Prentbirefkaart van de kantine van de vleeswarenfabriek in Oss, ca. 1940

In het begin van de negentiende eeuw werd in Oss aan de Varkensmarkt een synagoge ingericht in een gehuurde ruimte. Tevoren werden er al vanaf 1764 godsdienstoefeningen gehouden in privéwoningen. De bouwvallige synagoge aan de Varkensmarkt werd in 1831 vervangen door een nieuw gebouw aan de Koornstraat. Dit gebouw werd een halve eeuw later uitgebreid met een school en een ambtswoning en vormde tot aan de Tweede Wereldoorlog het centrum van het Joodse leven in Oss.

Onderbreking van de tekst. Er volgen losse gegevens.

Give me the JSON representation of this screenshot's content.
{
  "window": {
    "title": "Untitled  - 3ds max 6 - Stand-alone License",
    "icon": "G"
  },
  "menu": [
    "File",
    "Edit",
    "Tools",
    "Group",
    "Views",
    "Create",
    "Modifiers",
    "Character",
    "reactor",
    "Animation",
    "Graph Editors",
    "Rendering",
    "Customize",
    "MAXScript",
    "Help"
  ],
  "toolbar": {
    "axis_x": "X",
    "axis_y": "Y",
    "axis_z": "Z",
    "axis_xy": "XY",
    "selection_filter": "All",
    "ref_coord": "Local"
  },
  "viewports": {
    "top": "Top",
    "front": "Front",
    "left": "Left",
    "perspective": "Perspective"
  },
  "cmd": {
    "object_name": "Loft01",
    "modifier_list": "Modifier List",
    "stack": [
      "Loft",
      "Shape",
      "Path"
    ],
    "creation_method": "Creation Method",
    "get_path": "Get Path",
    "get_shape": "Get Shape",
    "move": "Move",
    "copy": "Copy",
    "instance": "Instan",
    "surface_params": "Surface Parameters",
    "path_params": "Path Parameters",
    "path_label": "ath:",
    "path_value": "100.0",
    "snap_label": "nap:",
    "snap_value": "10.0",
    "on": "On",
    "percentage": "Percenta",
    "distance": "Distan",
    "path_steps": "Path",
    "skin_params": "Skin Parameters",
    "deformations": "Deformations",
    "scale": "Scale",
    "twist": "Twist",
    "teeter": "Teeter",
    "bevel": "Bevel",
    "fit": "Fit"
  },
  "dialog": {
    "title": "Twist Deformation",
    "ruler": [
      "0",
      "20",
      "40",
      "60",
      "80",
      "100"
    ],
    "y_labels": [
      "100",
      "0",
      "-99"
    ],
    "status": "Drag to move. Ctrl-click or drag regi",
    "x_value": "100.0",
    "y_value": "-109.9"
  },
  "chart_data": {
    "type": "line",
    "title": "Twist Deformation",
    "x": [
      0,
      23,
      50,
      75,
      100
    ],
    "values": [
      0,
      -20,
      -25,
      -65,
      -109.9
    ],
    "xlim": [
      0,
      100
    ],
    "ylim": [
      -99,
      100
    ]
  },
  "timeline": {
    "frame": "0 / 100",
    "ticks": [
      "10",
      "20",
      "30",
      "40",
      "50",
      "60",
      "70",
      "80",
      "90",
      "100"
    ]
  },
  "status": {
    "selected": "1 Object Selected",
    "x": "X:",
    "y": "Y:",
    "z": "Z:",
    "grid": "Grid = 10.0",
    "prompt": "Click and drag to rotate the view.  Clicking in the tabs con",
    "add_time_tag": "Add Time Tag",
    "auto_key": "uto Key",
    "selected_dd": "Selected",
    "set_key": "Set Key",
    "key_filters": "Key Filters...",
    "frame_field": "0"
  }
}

Naast het kerkbestuur en de penningmeester voor het Heilige Land waren in Oss een aantal genootschappen actief op het gebied van Tora-, Misjna- en Talmoedstudie, zorg voor zieken en overledenen en onderhoud van de synagoge en haar interieur. Ook was er een toneelvereniging en een vereniging die zorgde voor de opvang van vluchtelingen.

De oudste Joodse begraafplaats van de gemeente Oss lag in het naburige Geffen en is tot 1909 in gebruik geweest. Aan de Heescheweg bij Oss lag sinds 1888 een nieuwe begraafplaats.

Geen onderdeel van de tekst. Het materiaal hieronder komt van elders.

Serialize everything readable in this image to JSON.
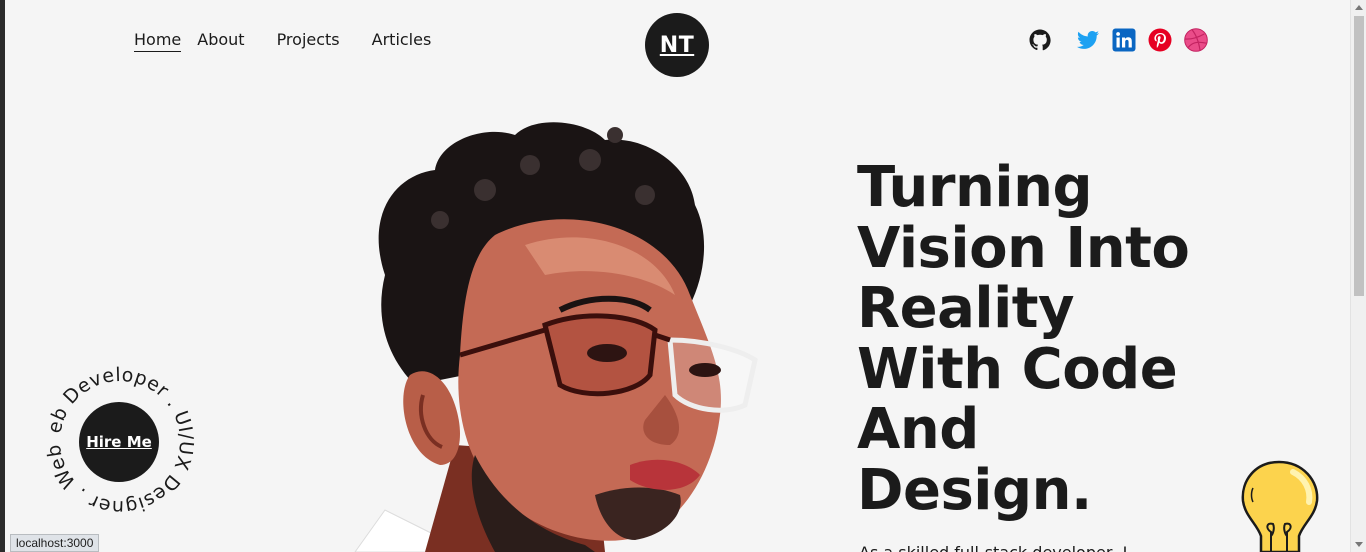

De Joodse inwoners van Oss hebben aanzienlijk bijgedragen tot de industriële ontwikkeling van de plaats. Bekende firma's met Joodse oprichters zijn de margarinefabriek van Simon van den Bergh, de voorloper van de Unilever, de textielindustrie Bergoss, de exportslachterij Zwanenberg, waaruit de medische industrie Organon is voortgekomen en de exportslachterij van Hartog Hartog, het latere UNOX-concern.

In de eerste helft van de twintigste eeuw hadden verschillende leden van vooraanstaande Joodse families zitting in de gemeenteraad. De Joodse gemeente zette zich in de dertiger jaren in materiële en in immateriële zin in voor de vluchtelingen uit Duitsland. In diezelfde periode was in Oss een zionistische jeugdbeweging actief.

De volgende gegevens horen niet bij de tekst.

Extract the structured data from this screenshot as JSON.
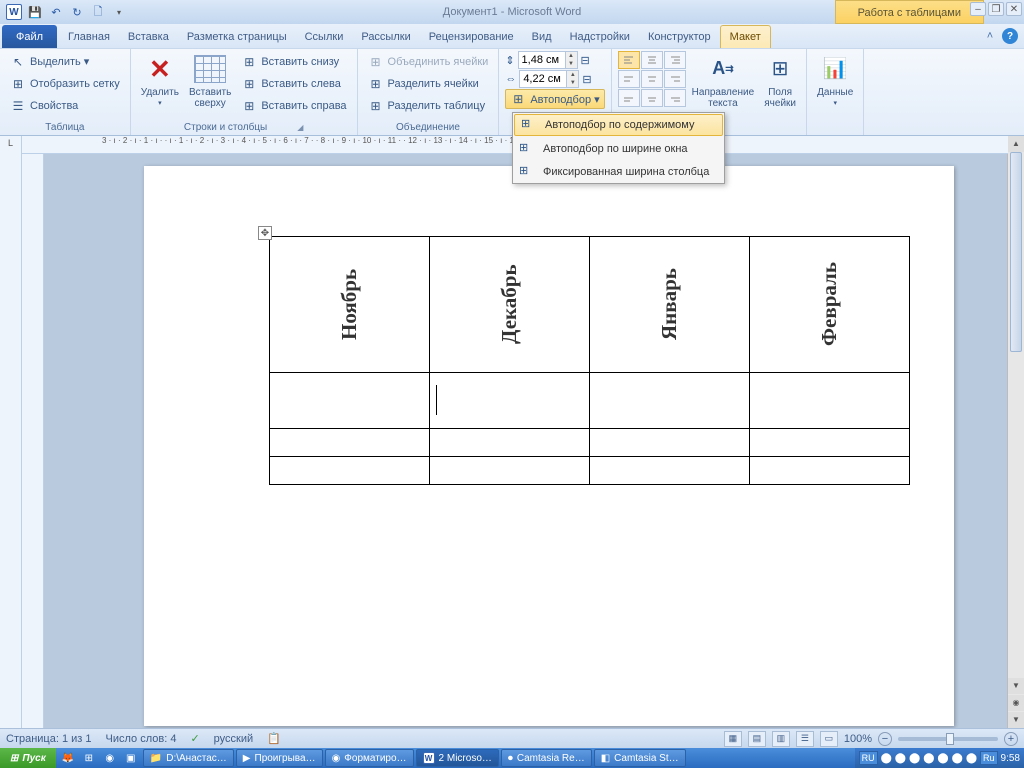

Bij aanvang van de Duitse bezetting werd de firma Organon formeel naar het buitenland overgebracht en zodoende voor overname behoed. In de herfst van 1941 werden de Joodse kinderen van het openbare onderwijs uitgesloten en werd er in Oss een regionale Joodse school opgericht. Deze school heeft tot in februari 1943 bestaan, met gestaag dalend aantal leerlingen.

Prentbriefkaart met groepsfoto van het personeel van de vleeswarenfabriek Zwanenberg in Oss, 1915

Prentbriefkaart met groepsfoto van het personeel van de vleeswarenfabriek Zwanenberg in Oss, 1915

Tussen eind augustus 1942 en begin april 1943 zijn vrijwel alle Joodse inwoners van Oss gedeporteerd. In juni 1944, enkele maanden voor de bevrijding van het zuiden van Nederland, werd nog een groep Joodse bejaarden en zieken weggevoerd. Een klein deel van de gedeporteerden overleefde, terwijl er ook enkelen in slaagden onder te duiken. De synagoge en de andere gebouwen van de Joodse gemeente werden door de Duitsers geplunderd en zwaar beschadigd.

Na de bevrijding bleek dat de synagoge niet meer te restaureren was. De voorgevel is bewaard en is nu gemeentelijk monument. Aan de Smalstraat is een nieuwe synagoge gebouwd die in 1959 werd ingewijd. Een jaar later werd aan de Nieuwe Heescheweg een monument onthuld ter nagedachtenis van de meer dan 300 Joodse slachtoffers van de nazi-terreur.

In Oss zijn nog steeds een kleine Joodse gemeente en een afdeling van de Nederlandse Zionisten Bond actief. De begraafplaats wordt tegenwoordig onderhouden door de plaatselijke overheid.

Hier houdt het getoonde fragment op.